As Peter Baker writes in The New York Times, “Born amid made-up crowd size claims and ‘alternative facts,’ the Trump presidency has been a factory of falsehood from the start, churning out distortions, conspiracy theories and brazen lies at an assembly-line pace that has challenged fact-checkers and defied historical analogy.” The same was true in the Soviet Union, except that in the communist dictatorship, joke-telling needed a sanctuary, often around the kitchen table, secure among trusted family and friends.   

We have not come to that in the United States, mercifully, where the safety valves of humor are very public, and the release of laughter spews out daily from professional comedians and amateur Americans alike. Still, it’s distressing how smoothly Trump’s dissembling can be slid into Russians’ lampoons of their Soviet government’s pompous spins into unreality. Let’s end with this one:

At a medical conference, three doctors compared notes.
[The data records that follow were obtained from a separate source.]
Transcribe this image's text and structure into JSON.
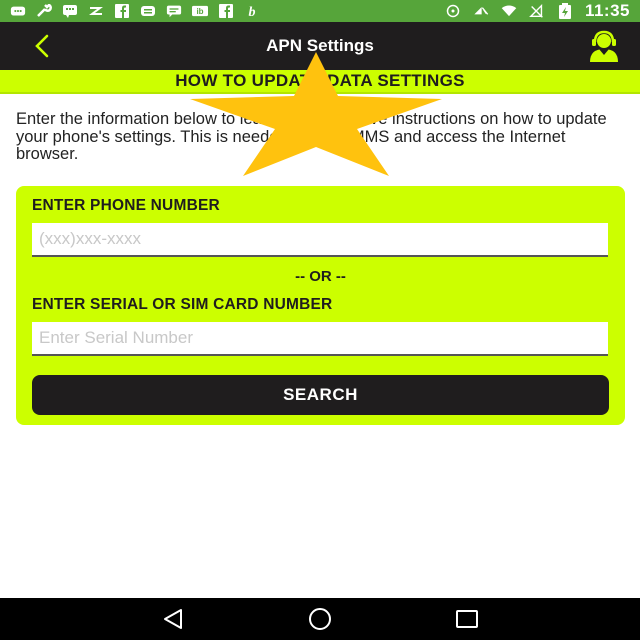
{
  "status_bar": {
    "time": "11:35",
    "icons": [
      "message-icon",
      "wrench-icon",
      "bbm-icon",
      "app-icon",
      "facebook-icon",
      "app-icon",
      "chat-icon",
      "ib-icon",
      "facebook-icon",
      "b-icon",
      "sync-icon",
      "no-signal-icon",
      "wifi-icon",
      "no-sim-icon",
      "battery-icon"
    ],
    "color": "#56a53a"
  },
  "app_bar": {
    "title": "APN Settings",
    "back_icon": "back-chevron-icon",
    "support_icon": "support-agent-icon",
    "background": "#1f1d1e",
    "accent": "#ccff00"
  },
  "section": {
    "title": "HOW TO UPDATE DATA SETTINGS"
  },
  "intro": {
    "text": "Enter the information below to learn how to receive instructions on how to update your phone's settings. This is needed to send MMS and access the Internet browser."
  },
  "form": {
    "phone_label": "ENTER PHONE NUMBER",
    "phone_placeholder": "(xxx)xxx-xxxx",
    "phone_value": "",
    "or_text": "-- OR --",
    "serial_label": "ENTER SERIAL OR SIM CARD NUMBER",
    "serial_placeholder": "Enter Serial Number",
    "serial_value": "",
    "search_label": "SEARCH"
  },
  "overlay": {
    "icon": "star-icon",
    "color": "#ffc20e"
  },
  "nav_bar": {
    "items": [
      "back-triangle-icon",
      "home-circle-icon",
      "recents-square-icon"
    ]
  }
}
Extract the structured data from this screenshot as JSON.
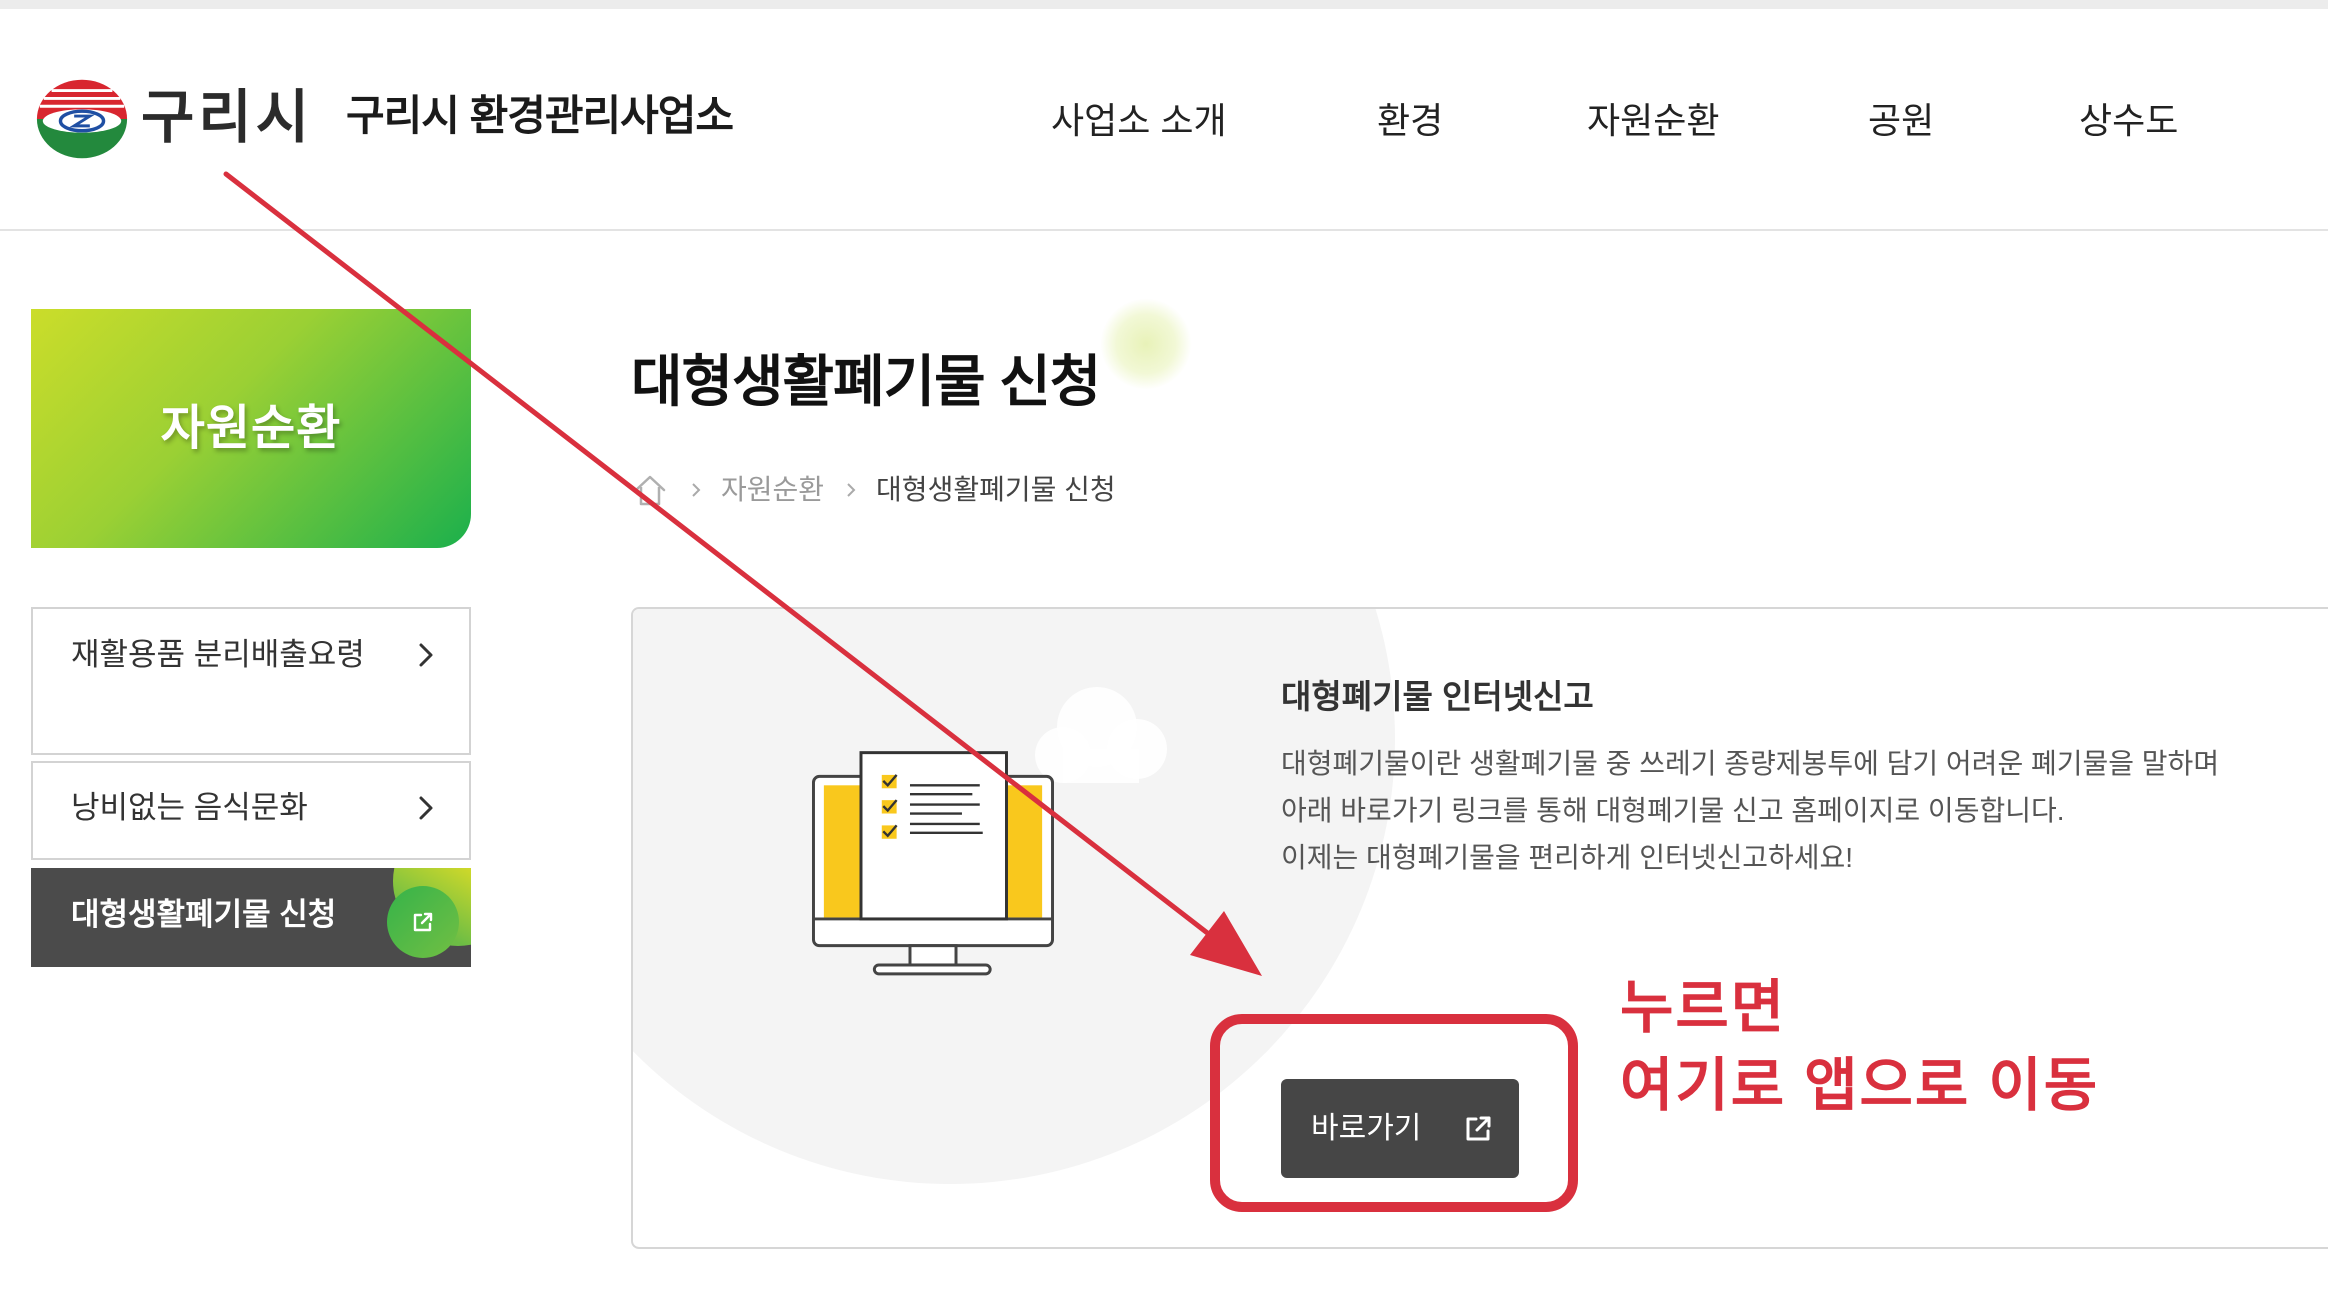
{
  "header": {
    "logo_icon": "guri-city-emblem-icon",
    "logo_text": "구리시",
    "site_title": "구리시 환경관리사업소",
    "nav": [
      {
        "label": "사업소 소개"
      },
      {
        "label": "환경"
      },
      {
        "label": "자원순환"
      },
      {
        "label": "공원"
      },
      {
        "label": "상수도"
      }
    ]
  },
  "sidebar": {
    "banner_title": "자원순환",
    "items": [
      {
        "label": "재활용품 분리배출요령",
        "icon": "chevron-right-icon",
        "active": false
      },
      {
        "label": "낭비없는 음식문화",
        "icon": "chevron-right-icon",
        "active": false
      },
      {
        "label": "대형생활폐기물 신청",
        "icon": "external-link-icon",
        "active": true
      }
    ]
  },
  "main": {
    "page_title": "대형생활폐기물 신청",
    "breadcrumb": {
      "home_icon": "home-icon",
      "separator_icon": "chevron-right-icon",
      "items": [
        "자원순환",
        "대형생활폐기물 신청"
      ]
    },
    "card": {
      "illustration_icon": "monitor-checklist-icon",
      "heading": "대형폐기물 인터넷신고",
      "description": [
        "대형폐기물이란 생활폐기물 중 쓰레기 종량제봉투에 담기 어려운 폐기물을 말하며",
        "아래 바로가기 링크를 통해 대형폐기물 신고 홈페이지로 이동합니다.",
        "이제는 대형폐기물을 편리하게 인터넷신고하세요!"
      ],
      "button_label": "바로가기",
      "button_icon": "external-link-icon"
    }
  },
  "annotation": {
    "lines": [
      "누르면",
      "여기로 앱으로 이동"
    ],
    "arrow_icon": "arrow-icon"
  },
  "colors": {
    "brand_green": "#1bb04c",
    "brand_yellow_green": "#cbdd2a",
    "illustration_yellow": "#f9c81d",
    "active_menu_bg": "#4b4b4b",
    "button_bg": "#464646",
    "annotation_red": "#d9303e"
  }
}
“I treated a patient for pneumonia, and he died of cancer,” confessed a physician from France.

“That’s funny,” admitted an American. “I treated a patient for cancer, and he died of pneumonia.”

The two looked expectantly at their Russian colleague, who straightened, puffed out his chest defensively, and declared: “Gentlemen, when we treat a patient for a disease, he dies of that disease!”